Haryadi mengatakan, pengusaha di industri hiburan akan bersabar menunggu hingga uji materil terkait pajak hiburan dibahas oleh Mahkamah Konstitusi.
"Setelah proses sengketa Pemilu selesai, kemungkinan ini baru dibahas oleh hakim konstitusi," ujarnya.
Diimbau Membayar Dulu
Oleh karena itu, kata Hariyadi, sembari menunggu uji materil dibahas oleh Mahkamah Konstitusi, pihaknya akan mengedarkan Surat Edaran (SE) kepada pelaku usaha jasa hiburan yang terdampak dari beleid tersebut.
"Intinya kami menghimbau mereka untuk membayar tarif pajaknya mengikuti tarif yang lama. Jadi, sementara begitu agar mereka tetap bisa bertahan, sambil kita menunggu kepala daerah setempat mengeluarkan diskresi kebijakan," tegasnya.

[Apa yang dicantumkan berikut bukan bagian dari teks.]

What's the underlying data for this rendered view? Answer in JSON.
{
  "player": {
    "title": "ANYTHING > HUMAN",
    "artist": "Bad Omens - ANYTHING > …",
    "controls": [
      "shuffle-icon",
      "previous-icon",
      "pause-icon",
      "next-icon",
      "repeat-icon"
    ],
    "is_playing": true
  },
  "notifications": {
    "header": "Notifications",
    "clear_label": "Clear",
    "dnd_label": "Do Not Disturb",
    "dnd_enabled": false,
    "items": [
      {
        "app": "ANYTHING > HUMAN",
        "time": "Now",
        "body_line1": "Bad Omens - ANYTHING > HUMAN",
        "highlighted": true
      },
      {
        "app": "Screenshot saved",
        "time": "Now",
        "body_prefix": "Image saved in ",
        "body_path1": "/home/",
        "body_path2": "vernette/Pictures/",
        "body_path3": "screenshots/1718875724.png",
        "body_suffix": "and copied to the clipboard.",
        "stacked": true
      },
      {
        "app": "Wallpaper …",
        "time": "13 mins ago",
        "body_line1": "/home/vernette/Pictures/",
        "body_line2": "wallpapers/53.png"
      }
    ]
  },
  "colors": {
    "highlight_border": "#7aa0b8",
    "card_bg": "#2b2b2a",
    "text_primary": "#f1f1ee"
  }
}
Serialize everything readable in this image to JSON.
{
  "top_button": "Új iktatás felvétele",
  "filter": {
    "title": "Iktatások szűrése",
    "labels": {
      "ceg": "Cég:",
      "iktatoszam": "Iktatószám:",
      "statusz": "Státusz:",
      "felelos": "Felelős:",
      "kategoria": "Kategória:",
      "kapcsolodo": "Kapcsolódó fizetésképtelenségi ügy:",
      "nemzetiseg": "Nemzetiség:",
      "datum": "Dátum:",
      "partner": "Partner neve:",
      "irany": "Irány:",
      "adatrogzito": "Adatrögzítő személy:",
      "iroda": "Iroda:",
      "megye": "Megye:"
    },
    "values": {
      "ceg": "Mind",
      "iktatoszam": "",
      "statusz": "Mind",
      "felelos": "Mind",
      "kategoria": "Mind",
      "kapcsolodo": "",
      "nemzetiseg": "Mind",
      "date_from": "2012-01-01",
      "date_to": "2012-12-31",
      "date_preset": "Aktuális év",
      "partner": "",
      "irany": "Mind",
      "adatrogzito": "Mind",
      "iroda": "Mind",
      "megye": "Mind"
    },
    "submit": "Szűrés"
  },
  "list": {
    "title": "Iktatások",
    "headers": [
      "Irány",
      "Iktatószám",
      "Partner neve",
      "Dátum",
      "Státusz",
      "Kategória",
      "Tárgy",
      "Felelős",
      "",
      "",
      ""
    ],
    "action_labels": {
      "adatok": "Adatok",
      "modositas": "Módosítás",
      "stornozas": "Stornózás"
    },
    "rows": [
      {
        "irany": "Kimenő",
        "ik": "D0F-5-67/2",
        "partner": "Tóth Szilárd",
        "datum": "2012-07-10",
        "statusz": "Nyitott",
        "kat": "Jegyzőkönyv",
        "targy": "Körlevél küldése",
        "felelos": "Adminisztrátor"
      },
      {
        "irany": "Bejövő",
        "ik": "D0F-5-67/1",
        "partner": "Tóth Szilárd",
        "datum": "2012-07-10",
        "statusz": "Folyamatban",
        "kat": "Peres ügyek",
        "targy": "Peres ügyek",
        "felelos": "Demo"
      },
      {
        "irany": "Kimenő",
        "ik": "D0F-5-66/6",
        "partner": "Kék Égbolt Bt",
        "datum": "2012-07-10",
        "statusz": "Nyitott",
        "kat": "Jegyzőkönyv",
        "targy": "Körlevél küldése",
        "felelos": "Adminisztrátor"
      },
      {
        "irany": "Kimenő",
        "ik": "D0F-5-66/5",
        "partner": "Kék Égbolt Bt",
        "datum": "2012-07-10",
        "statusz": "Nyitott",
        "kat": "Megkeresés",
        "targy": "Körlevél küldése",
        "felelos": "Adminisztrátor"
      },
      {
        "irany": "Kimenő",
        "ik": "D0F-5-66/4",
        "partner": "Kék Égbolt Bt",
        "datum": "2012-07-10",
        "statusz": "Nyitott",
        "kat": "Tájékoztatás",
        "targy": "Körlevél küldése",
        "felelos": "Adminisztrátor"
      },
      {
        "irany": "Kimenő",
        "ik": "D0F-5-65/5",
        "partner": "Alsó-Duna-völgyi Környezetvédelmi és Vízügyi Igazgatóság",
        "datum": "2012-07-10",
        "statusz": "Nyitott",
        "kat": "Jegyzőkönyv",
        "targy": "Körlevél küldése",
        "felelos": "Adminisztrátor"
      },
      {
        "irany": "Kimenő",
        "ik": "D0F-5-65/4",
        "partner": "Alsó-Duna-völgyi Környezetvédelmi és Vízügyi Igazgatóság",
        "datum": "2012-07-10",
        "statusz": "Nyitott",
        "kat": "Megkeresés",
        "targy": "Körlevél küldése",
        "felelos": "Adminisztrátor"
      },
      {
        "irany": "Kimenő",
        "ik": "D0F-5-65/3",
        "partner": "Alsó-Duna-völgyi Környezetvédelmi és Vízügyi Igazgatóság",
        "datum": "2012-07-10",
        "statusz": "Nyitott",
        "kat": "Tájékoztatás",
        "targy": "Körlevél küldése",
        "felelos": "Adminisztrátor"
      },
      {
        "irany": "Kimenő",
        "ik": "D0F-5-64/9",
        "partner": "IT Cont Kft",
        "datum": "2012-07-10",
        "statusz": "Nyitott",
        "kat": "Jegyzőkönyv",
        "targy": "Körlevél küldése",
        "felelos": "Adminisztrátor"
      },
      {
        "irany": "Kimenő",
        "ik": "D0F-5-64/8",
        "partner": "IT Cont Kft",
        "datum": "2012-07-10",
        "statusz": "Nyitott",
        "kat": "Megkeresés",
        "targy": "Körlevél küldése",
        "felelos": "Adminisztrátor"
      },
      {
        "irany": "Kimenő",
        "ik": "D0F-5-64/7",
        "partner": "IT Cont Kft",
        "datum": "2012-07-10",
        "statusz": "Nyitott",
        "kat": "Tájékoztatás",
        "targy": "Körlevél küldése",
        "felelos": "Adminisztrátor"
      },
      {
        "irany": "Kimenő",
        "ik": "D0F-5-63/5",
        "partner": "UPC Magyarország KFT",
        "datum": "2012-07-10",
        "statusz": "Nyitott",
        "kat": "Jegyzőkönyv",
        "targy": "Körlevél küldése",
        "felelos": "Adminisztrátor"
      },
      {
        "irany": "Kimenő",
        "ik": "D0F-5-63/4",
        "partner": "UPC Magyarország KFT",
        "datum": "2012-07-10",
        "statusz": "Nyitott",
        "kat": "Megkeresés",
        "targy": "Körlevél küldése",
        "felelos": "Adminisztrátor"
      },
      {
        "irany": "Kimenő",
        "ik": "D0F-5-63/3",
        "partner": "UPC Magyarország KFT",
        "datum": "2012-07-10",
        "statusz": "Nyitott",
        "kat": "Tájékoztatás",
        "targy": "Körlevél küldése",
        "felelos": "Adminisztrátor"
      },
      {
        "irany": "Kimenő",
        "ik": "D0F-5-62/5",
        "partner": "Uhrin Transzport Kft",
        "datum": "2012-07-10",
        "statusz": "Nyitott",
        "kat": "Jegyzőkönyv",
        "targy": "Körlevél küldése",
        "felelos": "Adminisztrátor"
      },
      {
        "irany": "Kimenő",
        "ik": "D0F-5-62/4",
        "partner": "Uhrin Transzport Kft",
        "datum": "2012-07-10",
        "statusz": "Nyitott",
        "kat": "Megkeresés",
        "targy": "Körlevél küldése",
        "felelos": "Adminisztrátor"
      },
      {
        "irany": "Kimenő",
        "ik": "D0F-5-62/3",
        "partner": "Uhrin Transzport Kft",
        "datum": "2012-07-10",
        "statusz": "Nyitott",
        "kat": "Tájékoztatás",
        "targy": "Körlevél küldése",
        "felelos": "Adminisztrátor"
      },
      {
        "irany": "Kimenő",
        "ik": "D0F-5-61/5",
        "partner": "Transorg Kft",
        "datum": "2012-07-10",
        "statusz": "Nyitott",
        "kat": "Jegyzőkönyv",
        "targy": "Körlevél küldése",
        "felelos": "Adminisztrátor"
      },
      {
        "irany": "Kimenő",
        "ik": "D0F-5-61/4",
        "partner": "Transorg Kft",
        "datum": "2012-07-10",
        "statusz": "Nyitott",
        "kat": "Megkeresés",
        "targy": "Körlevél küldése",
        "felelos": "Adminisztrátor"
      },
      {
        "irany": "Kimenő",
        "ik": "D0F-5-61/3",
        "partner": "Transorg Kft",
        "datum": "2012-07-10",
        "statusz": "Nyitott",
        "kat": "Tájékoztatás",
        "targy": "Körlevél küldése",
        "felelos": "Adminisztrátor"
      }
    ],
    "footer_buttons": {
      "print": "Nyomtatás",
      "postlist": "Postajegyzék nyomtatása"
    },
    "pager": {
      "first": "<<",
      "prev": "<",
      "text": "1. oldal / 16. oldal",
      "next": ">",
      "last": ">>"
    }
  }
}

Menurutnya, jika tidak ada SE maka pelaku usaha industri hiburan dikhawatirkan membayar pajak sesuai dengan peraturan terbaru yakni sebesar 40-75 persen. Hal itu dapat membuat mereka mengalami kesulitan dan usahanya bangkrut.
"Karena kalau ini nanti mereka bayar sesuai tarif baru dapat dipastikan mereka akan mengalami kesulitan dan bahkan berhenti beroperasi. Kami menghindari itu, maka kami kirim SE yang posisinya tetap bayar pajak hiburan tapi mengikuti tarif yang lama," pungkasnya.
Advertisement
Mendagri Siap Hadapi Judicial Review Pengusaha soal Aturan Pajak Hiburan
Sebelumnya, pengusaha di sektor hiburan melayangkan gugatan judicial review ke Mahkamah Konstitusi (MK) terkait pajak hiburan di Undang-Undang Hubungan Keuangan Pemerintah Pusat dan Pemerintah Daerah (HKPD). Menteri Dalam Negeri (Mendagri) Tito Karnavian mengungkap pihaknya siap menghadapi gugatan tersebut.
Tito mengatakan, judicial review merupakan langkah hukum yang jadi hak setiap warga negara, termasuk pada pengusaha hiburan seperti karaoke hingga spa. Maka, dia menghormati upaya hukum tersebut.
"Gapapa, itu kan hak. Kita justru silakan kalau ada yang.., bagusnya begitu, bagusnya, ada yang gak puas, judicial review, diminta aja JR ke Mahkamah Konstitusi," ujar Tito di Kementerian Koordinator Bidang Perekonomian, Jakarta, Senin (29/1/2024).
Sebagai perwakilan pemerintah, Tito menyebut akan menghadapi proses hukum tersebut. Dia turut menyinggung kalau perumusan Pajak Barang dan Jasa Tertentu (PBJT) hiburan atau pajak hiburan dalam UU HKPD melibatkan pemerintah dan DPR RI.
"Nanti ktia akan hadapi. Karena yang membuat undang-undang kan pemerintah dan DPR. DPR ada perwakilan, pemerintah ada perwakilan. Jadi kita dorong JR-nya," paparnya.